だが問題は完成度の高さではない。いくらデザインが優れていても、消費者の間に根強く残る「中国製」への警戒感は依然として高いハードルだ。近年、技術力向上の評価は高まりつつあるものの、中国車が欧州や日本で信頼を勝ち取るには、なお時間がかかる。
コンセプトカーは話題になっても、実際に量産されて市場に届けられてこそ、真価が問われる。そして現代の自動車市場で重要なのは、デザインだけではなく、ブランド力や安全性、アフターサービスを含めた総合的な信頼性だ。
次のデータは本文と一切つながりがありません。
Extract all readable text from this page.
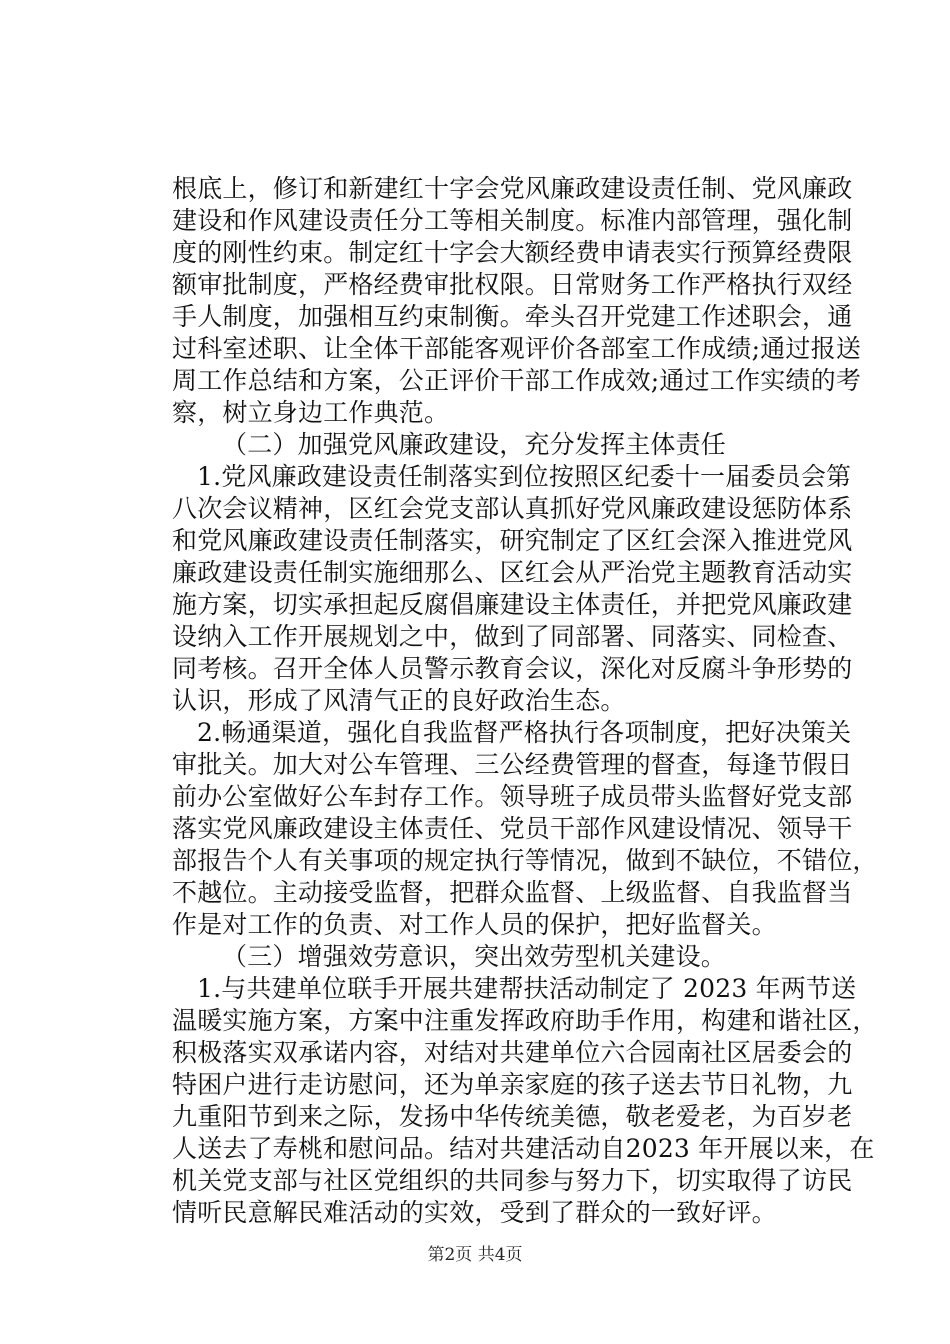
根底上，修订和新建红十字会党风廉政建设责任制、党风廉政
建设和作风建设责任分工等相关制度。标准内部管理，强化制
度的刚性约束。制定红十字会大额经费申请表实行预算经费限
额审批制度，严格经费审批权限。日常财务工作严格执行双经
手人制度，加强相互约束制衡。牵头召开党建工作述职会，通
过科室述职、让全体干部能客观评价各部室工作成绩;通过报送
周工作总结和方案，公正评价干部工作成效;通过工作实绩的考
察，树立身边工作典范。
（二）加强党风廉政建设，充分发挥主体责任
1.党风廉政建设责任制落实到位按照区纪委十一届委员会第
八次会议精神，区红会党支部认真抓好党风廉政建设惩防体系
和党风廉政建设责任制落实，研究制定了区红会深入推进党风
廉政建设责任制实施细那么、区红会从严治党主题教育活动实
施方案，切实承担起反腐倡廉建设主体责任，并把党风廉政建
设纳入工作开展规划之中，做到了同部署、同落实、同检查、
同考核。召开全体人员警示教育会议，深化对反腐斗争形势的
认识，形成了风清气正的良好政治生态。
2.畅通渠道，强化自我监督严格执行各项制度，把好决策关
审批关。加大对公车管理、三公经费管理的督查，每逢节假日
前办公室做好公车封存工作。领导班子成员带头监督好党支部
落实党风廉政建设主体责任、党员干部作风建设情况、领导干
部报告个人有关事项的规定执行等情况，做到不缺位，不错位，
不越位。主动接受监督，把群众监督、上级监督、自我监督当
作是对工作的负责、对工作人员的保护，把好监督关。
（三）增强效劳意识，突出效劳型机关建设。
1.与共建单位联手开展共建帮扶活动制定了 2023 年两节送
温暖实施方案，方案中注重发挥政府助手作用，构建和谐社区，
积极落实双承诺内容，对结对共建单位六合园南社区居委会的
特困户进行走访慰问，还为单亲家庭的孩子送去节日礼物，九
九重阳节到来之际，发扬中华传统美德，敬老爱老，为百岁老
人送去了寿桃和慰问品。结对共建活动自2023 年开展以来，在
机关党支部与社区党组织的共同参与努力下，切实取得了访民
情听民意解民难活动的实效，受到了群众的一致好评。
第2页 共4页
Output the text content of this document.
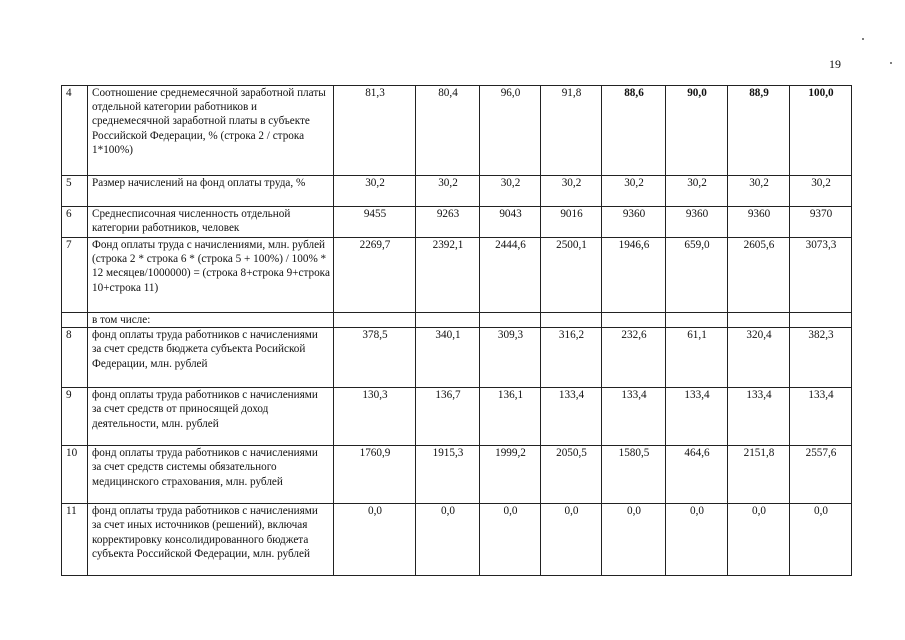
19
4	Соотношение среднемесячной заработной платы отдельной категории работников и среднемесячной заработной платы в субъекте Российской Федерации, % (строка 2 / строка 1*100%)	81,3	80,4	96,0	91,8	88,6	90,0	88,9	100,0
5	Размер начислений на фонд оплаты труда, %	30,2	30,2	30,2	30,2	30,2	30,2	30,2	30,2
6	Среднесписочная численность отдельной категории работников, человек	9455	9263	9043	9016	9360	9360	9360	9370
7	Фонд оплаты труда с начислениями, млн. рублей (строка 2 * строка 6 * (строка 5 + 100%) / 100% * 12 месяцев/1000000) = (строка 8+строка 9+строка 10+строка 11)	2269,7	2392,1	2444,6	2500,1	1946,6	659,0	2605,6	3073,3
	в том числе:								
8	фонд оплаты труда работников с начислениями за счет средств бюджета субъекта Росийской Федерации, млн. рублей	378,5	340,1	309,3	316,2	232,6	61,1	320,4	382,3
9	фонд оплаты труда работников с начислениями за счет средств от приносящей доход деятельности, млн. рублей	130,3	136,7	136,1	133,4	133,4	133,4	133,4	133,4
10	фонд оплаты труда работников с начислениями за счет средств системы обязательного медицинского страхования, млн. рублей	1760,9	1915,3	1999,2	2050,5	1580,5	464,6	2151,8	2557,6
11	фонд оплаты труда работников с начислениями за счет иных источников (решений), включая корректировку консолидированного бюджета субъекта Российской Федерации, млн. рублей	0,0	0,0	0,0	0,0	0,0	0,0	0,0	0,0
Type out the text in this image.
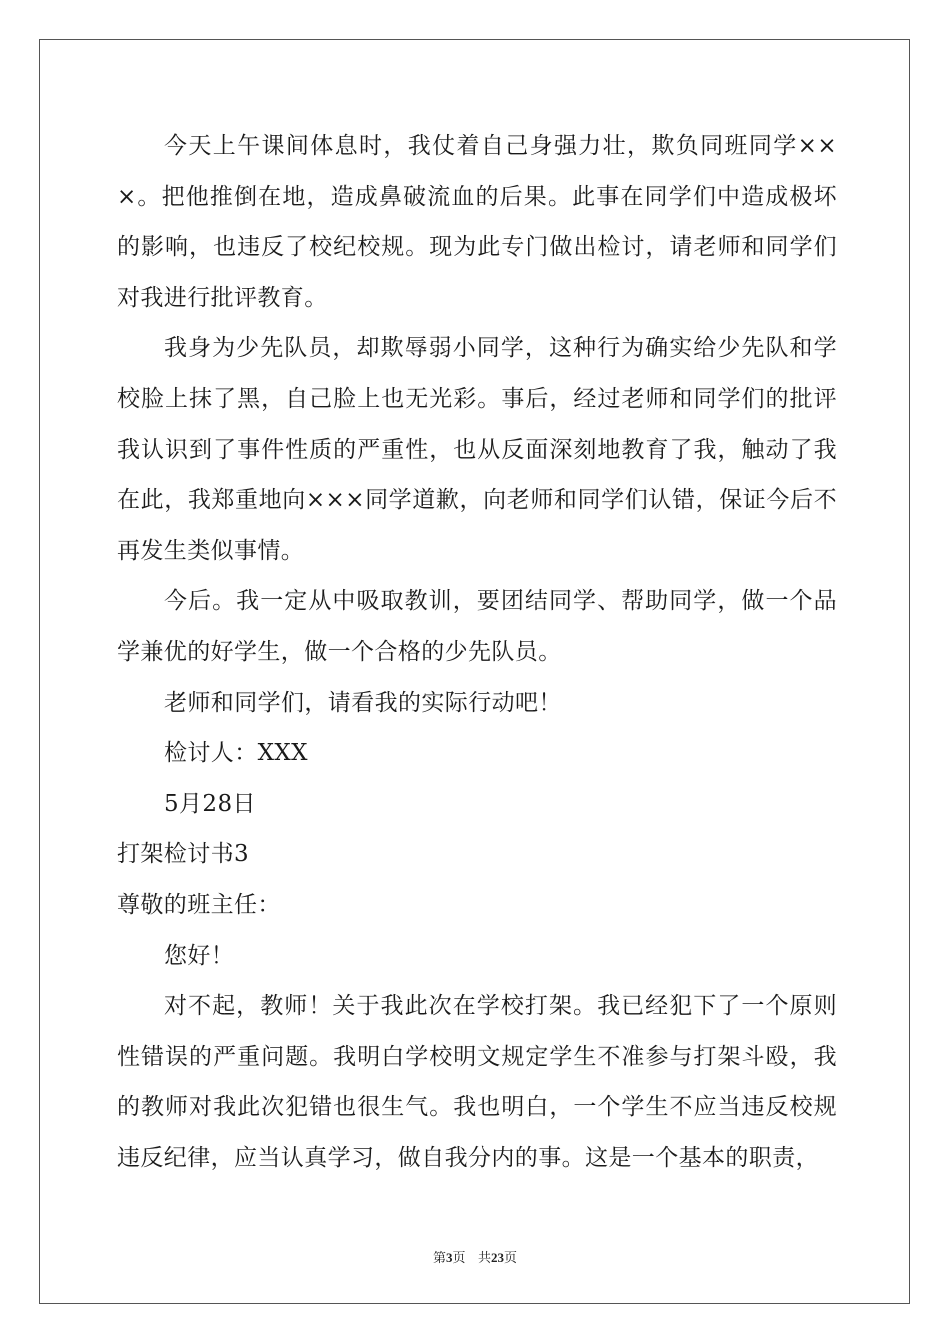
今天上午课间体息时，我仗着自己身强力壮，欺负同班同学×××。把他推倒在地，造成鼻破流血的后果。此事在同学们中造成极坏的影响，也违反了校纪校规。现为此专门做出检讨，请老师和同学们对我进行批评教育。

我身为少先队员，却欺辱弱小同学，这种行为确实给少先队和学校脸上抹了黑，自己脸上也无光彩。事后，经过老师和同学们的批评我认识到了事件性质的严重性，也从反面深刻地教育了我，触动了我在此，我郑重地向×××同学道歉，向老师和同学们认错，保证今后不再发生类似事情。

今后。我一定从中吸取教训，要团结同学、帮助同学，做一个品学兼优的好学生，做一个合格的少先队员。

老师和同学们，请看我的实际行动吧！

检讨人：XXX

5月28日

打架检讨书3

尊敬的班主任：

您好！

对不起，教师！关于我此次在学校打架。我已经犯下了一个原则性错误的严重问题。我明白学校明文规定学生不准参与打架斗殴，我的教师对我此次犯错也很生气。我也明白，一个学生不应当违反校规违反纪律，应当认真学习，做自我分内的事。这是一个基本的职责，

第3页 共23页
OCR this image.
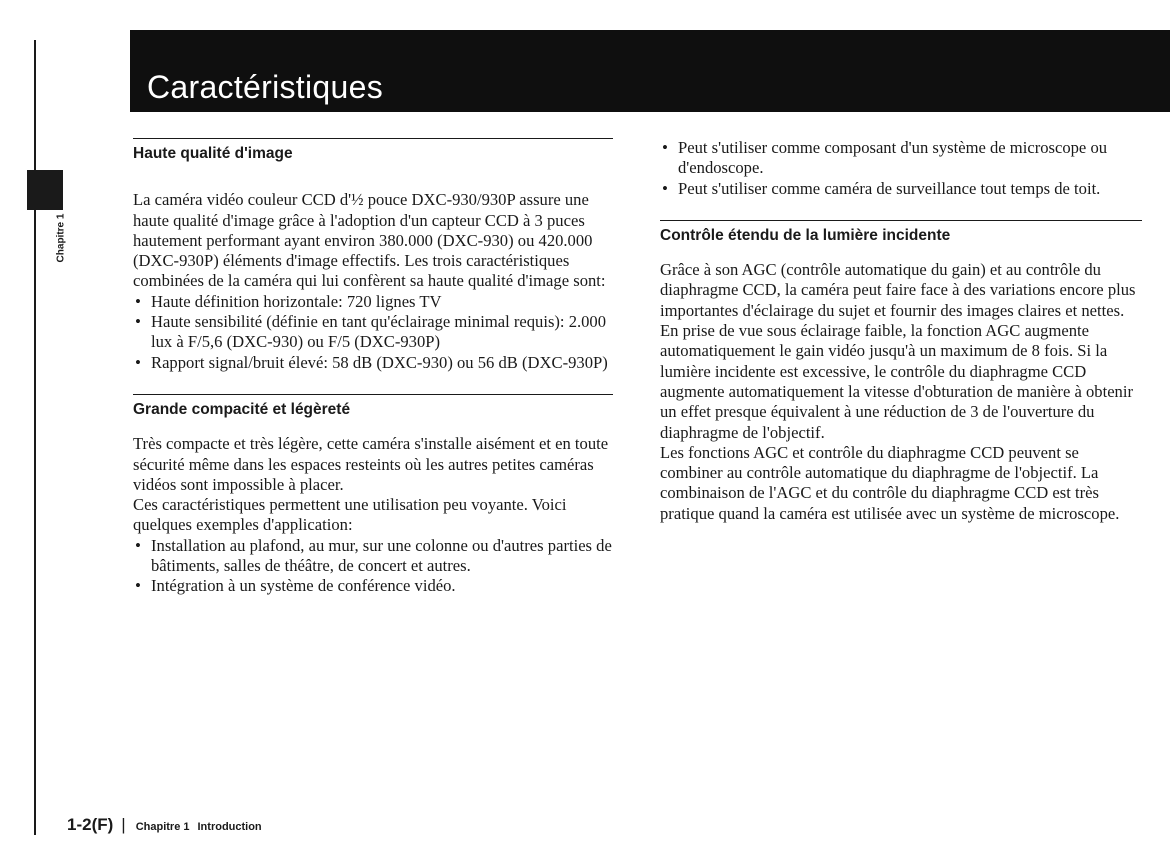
Chapitre 1
Caractéristiques
Haute qualité d'image

La caméra vidéo couleur CCD d'½ pouce DXC-930/930P assure une haute qualité d'image grâce à l'adoption d'un capteur CCD à 3 puces hautement performant ayant environ 380.000 (DXC-930) ou 420.000 (DXC-930P) éléments d'image effectifs. Les trois caractéristiques combinées de la caméra qui lui confèrent sa haute qualité d'image sont:

• Haute définition horizontale: 720 lignes TV
• Haute sensibilité (définie en tant qu'éclairage minimal requis): 2.000 lux à F/5,6 (DXC-930) ou F/5 (DXC-930P)
• Rapport signal/bruit élevé: 58 dB (DXC-930) ou 56 dB (DXC-930P)
Grande compacité et légèreté

Très compacte et très légère, cette caméra s'installe aisément et en toute sécurité même dans les espaces resteints où les autres petites caméras vidéos sont impossible à placer.

Ces caractéristiques permettent une utilisation peu voyante. Voici quelques exemples d'application:

• Installation au plafond, au mur, sur une colonne ou d'autres parties de bâtiments, salles de théâtre, de concert et autres.
• Intégration à un système de conférence vidéo.
• Peut s'utiliser comme composant d'un système de microscope ou d'endoscope.
• Peut s'utiliser comme caméra de surveillance tout temps de toit.
Contrôle étendu de la lumière incidente

Grâce à son AGC (contrôle automatique du gain) et au contrôle du diaphragme CCD, la caméra peut faire face à des variations encore plus importantes d'éclairage du sujet et fournir des images claires et nettes. En prise de vue sous éclairage faible, la fonction AGC augmente automatiquement le gain vidéo jusqu'à un maximum de 8 fois. Si la lumière incidente est excessive, le contrôle du diaphragme CCD augmente automatiquement la vitesse d'obturation de manière à obtenir un effet presque équivalent à une réduction de 3 de l'ouverture du diaphragme de l'objectif.

Les fonctions AGC et contrôle du diaphragme CCD peuvent se combiner au contrôle automatique du diaphragme de l'objectif. La combinaison de l'AGC et du contrôle du diaphragme CCD est très pratique quand la caméra est utilisée avec un système de microscope.

1-2(F) | Chapitre 1 Introduction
いかに魅力的でも「中国製だから選ばない」という感情は、いまだ消えていない。

デザイン評価は高水準
信頼できる車であることが必須
GACは近年、ミラノデザインウィークに継続して参加し、国際的なデザイン感覚を磨いてきた。2023年に初のコンセプトモデルを披露し、2024年には高性能EV「ハイパーSSR」を発表。そして今回は量産モデルまで同時に公開し、世界市場への本格進出をアピールしている。
デザインの完成度という点ではCC4は今年もっとも印象的なコンセプトカーのひとつであることは間違いない。しかし、どれだけ哲学や美意識が詰まっていても、それが販売の成功を約束するわけではない。市場は冷静だ。
CC4が実際に量産され、日本や欧州で販売されれば、単なるデザインショーの華では終わらず、より深い物語を紡ぐことになるだろう。ただし、そうでなければ、印象的だったショーカーとして記憶にとどまるだけかもしれない。